Aumento da violência
Os chamados ataques à blogosfera
constituem apenas uma parte das agressões contra comunicadores no Brasil.
Além de blogueiros, os ataques
vitimaram jornalistas ou repórteres (31%), radialistas (17%), donos de veículo
de comunicação (6%), fotógrafos (6%) e chargista (3%, ou um caso).
Segundo dados compilados pela ONG, o
total de casos cresceu 67% no Brasil em 2015 em relação ao ano anterior – a
pesquisa é realizada desde 2012. Foram 35 casos: 22 ameaças de morte, sete
tentativas de assassinato e seis homicídios.
Para a ONG, o quadro é
"preocupante" – os homicídios dobraram ante o ano anterior.
"Assim, 2015 passa a figurar como um dos anos mais violentos para o
exercício da comunicação no país", diz o relatório.
O Nordeste concentrou 57% das
ocorrências, superando o Sudeste (20% em 2015), que registrara mais casos em
anos anteriores. Maranhão (7), Ceará e Minas Gerais (4), Bahia, Paraíba e São
Paulo (3) lideram a lista. Cidades pequenas, de até 100 mil habitantes,
registraram três de cada quatro desses crimes.
A metodologia da ONG contempla
entrevistas com vítimas, colegas de trabalho e outras pessoas relacionadas aos
casos. Em muitas das ocorrências, a organização acaba apontando motivações e
autores diferentes daqueles indicados por investigações oficiais. "Isso
porque priorizamos a impressão da vítima sobre acontecimentos e opiniões de
pessoas ligadas a ela", justifica o relatório.
Impunidade
A impunidade dificulta o combate do
problema, diz a Artigo 19. Segundo dados levantados pela ONG, em 62% dos casos
de 2015, as investigações não tinham avançado ou nem sequer começado até a
última checagem, em janeiro deste ano.
Autoridades policiais também
relataram à equipe do relatório que encontram dificuldades para apurar casos em
que os prefeitos figuram como suspeitos, pois esses possuem foro privilegiado e
as investigações são controladas pelos Tribunais de Justiça.

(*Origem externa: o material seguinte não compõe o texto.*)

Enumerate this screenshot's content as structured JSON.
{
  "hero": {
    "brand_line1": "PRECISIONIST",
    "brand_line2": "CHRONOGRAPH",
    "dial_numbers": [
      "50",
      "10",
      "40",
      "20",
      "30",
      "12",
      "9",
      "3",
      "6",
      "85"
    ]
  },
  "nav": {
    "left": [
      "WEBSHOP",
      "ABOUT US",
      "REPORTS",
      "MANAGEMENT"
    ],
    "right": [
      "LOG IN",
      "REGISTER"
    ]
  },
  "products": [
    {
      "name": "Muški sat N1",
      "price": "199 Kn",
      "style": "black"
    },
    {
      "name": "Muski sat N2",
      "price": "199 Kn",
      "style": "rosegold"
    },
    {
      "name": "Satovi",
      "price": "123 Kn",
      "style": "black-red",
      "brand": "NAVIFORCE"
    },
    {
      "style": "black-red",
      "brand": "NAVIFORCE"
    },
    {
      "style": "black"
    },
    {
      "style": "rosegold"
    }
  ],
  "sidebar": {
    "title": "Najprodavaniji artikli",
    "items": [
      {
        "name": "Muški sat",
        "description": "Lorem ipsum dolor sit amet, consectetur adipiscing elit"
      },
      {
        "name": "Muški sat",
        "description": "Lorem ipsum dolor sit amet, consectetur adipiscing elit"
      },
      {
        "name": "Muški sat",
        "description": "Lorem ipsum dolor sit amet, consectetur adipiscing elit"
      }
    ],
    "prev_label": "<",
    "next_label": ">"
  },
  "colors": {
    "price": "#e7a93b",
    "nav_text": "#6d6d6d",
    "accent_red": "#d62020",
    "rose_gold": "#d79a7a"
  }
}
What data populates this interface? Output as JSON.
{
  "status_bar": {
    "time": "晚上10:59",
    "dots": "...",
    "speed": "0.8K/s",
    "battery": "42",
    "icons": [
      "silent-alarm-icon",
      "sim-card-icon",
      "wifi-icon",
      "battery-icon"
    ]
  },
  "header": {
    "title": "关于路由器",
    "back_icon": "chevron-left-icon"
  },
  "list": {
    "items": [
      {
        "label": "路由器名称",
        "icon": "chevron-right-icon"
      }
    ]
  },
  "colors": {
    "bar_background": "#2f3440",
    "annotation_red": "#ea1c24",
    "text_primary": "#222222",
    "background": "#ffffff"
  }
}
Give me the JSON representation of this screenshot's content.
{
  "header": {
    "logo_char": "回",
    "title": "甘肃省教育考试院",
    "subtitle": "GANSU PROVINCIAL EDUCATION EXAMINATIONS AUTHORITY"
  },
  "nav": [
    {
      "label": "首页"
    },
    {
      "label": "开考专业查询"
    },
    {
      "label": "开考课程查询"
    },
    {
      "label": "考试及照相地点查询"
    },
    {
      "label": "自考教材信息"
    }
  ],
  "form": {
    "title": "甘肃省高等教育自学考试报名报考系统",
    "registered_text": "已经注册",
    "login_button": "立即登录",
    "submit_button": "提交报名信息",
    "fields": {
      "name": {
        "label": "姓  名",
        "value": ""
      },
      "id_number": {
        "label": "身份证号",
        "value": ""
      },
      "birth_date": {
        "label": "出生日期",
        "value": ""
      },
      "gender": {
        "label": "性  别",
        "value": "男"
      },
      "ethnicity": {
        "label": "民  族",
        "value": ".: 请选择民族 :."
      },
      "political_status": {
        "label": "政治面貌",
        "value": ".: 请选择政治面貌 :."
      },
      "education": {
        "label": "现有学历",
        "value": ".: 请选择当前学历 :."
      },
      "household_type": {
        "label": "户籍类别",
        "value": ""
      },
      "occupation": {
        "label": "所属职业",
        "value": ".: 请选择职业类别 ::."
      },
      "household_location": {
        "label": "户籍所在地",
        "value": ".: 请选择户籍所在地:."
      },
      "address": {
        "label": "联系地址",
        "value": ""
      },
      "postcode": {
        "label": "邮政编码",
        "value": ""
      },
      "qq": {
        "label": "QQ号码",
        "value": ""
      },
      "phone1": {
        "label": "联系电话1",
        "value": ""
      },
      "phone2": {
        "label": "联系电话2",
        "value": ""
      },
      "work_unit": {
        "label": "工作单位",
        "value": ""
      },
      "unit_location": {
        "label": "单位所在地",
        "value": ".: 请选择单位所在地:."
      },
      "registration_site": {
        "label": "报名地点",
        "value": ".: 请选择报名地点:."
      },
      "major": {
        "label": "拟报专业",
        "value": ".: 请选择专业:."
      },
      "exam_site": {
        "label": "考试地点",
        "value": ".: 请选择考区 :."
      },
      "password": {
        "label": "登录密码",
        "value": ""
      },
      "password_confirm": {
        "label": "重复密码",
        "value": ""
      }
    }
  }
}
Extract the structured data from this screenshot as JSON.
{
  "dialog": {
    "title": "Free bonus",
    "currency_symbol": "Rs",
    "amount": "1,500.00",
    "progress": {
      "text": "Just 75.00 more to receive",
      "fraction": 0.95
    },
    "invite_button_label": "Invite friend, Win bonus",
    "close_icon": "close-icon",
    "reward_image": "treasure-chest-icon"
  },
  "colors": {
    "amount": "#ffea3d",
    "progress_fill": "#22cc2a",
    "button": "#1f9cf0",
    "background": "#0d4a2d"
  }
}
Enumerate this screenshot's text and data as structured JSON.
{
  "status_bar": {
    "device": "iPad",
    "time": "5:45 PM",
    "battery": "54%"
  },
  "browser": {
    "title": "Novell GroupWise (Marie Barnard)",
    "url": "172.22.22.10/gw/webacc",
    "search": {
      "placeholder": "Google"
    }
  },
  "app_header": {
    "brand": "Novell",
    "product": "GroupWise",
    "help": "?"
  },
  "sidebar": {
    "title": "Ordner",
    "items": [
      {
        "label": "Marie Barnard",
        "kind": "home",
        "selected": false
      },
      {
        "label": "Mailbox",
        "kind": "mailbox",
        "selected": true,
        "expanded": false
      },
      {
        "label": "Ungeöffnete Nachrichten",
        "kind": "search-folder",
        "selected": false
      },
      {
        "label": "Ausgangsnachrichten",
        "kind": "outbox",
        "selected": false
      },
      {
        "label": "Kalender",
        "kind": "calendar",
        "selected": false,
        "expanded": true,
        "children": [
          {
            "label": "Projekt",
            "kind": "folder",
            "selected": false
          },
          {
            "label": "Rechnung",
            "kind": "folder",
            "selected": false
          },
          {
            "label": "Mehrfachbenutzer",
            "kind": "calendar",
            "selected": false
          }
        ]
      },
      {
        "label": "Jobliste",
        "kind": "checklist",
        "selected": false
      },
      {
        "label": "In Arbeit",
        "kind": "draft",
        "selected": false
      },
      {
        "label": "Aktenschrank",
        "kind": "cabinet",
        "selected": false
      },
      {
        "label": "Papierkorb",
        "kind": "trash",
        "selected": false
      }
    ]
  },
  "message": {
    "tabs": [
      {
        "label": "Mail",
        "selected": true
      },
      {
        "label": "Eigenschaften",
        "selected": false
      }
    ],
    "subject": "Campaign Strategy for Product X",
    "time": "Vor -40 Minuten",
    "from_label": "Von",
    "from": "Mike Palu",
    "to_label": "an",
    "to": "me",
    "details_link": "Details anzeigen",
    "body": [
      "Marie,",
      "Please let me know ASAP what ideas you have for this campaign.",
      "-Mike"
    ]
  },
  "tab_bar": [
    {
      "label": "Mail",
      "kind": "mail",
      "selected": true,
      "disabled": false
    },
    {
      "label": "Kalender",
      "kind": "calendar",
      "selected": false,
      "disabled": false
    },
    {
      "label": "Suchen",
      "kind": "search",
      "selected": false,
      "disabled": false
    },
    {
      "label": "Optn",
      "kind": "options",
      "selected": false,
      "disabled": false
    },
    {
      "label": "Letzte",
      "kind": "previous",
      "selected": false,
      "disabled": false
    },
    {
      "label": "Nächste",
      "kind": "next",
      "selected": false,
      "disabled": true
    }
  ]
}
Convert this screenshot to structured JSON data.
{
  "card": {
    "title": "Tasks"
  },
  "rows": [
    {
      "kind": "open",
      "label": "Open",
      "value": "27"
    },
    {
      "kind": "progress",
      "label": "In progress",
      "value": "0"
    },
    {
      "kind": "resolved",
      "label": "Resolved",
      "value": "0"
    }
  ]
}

No caso específico dos blogueiros,
embora homicídios tenham maior repercussão, a ONG diz que, em geral, são casos
pouco divulgados, o que contribui para a continuidade do problema.
Processos judiciais contra blogueiros
também são recorrentes, e decisões costumam cercear a liberdade de expressão de
forma injustificada, considera a organização.
"Os números do relatório mostram
que o modus operandi segue praticamente o mesmo, com as violações por
agentes públicos como forma de silenciamento de comunicadores que realizam
denúncias", afirmou, em nota, Paula Martins, diretora-executiva da Artigo
19.
"Nossa pesquisa identificou
também uma generalizada falta de transparência nas investigações e um grave
cenário de impunidade, reflexo da ausência de recursos e de negligência por
parte do Estado brasileiro."
O relatório faz 13 recomendações ao
Estado brasileiro para combater a violência contra comunicadores, mas ressalta
que boa parte delas já foi discutida com órgãos de governo e ainda não saiu do
papel.
Entre as sugestões estão a produção
de estudos periódicos para identificar causas e focos dessa violência e
estabelecer diretrizes de atuação para diferentes instâncias de governo.
Proteção imediata a comunicadores ameaçados, com um mecanismo nacional
específico para esses profissionais, é outra recomendação recorrente.
Procurada pela BBC Brasil para
comentar o relatório, a Secretaria de Direitos Humanos da Presidência da
República não havia respondido até a publicação desta reportagem.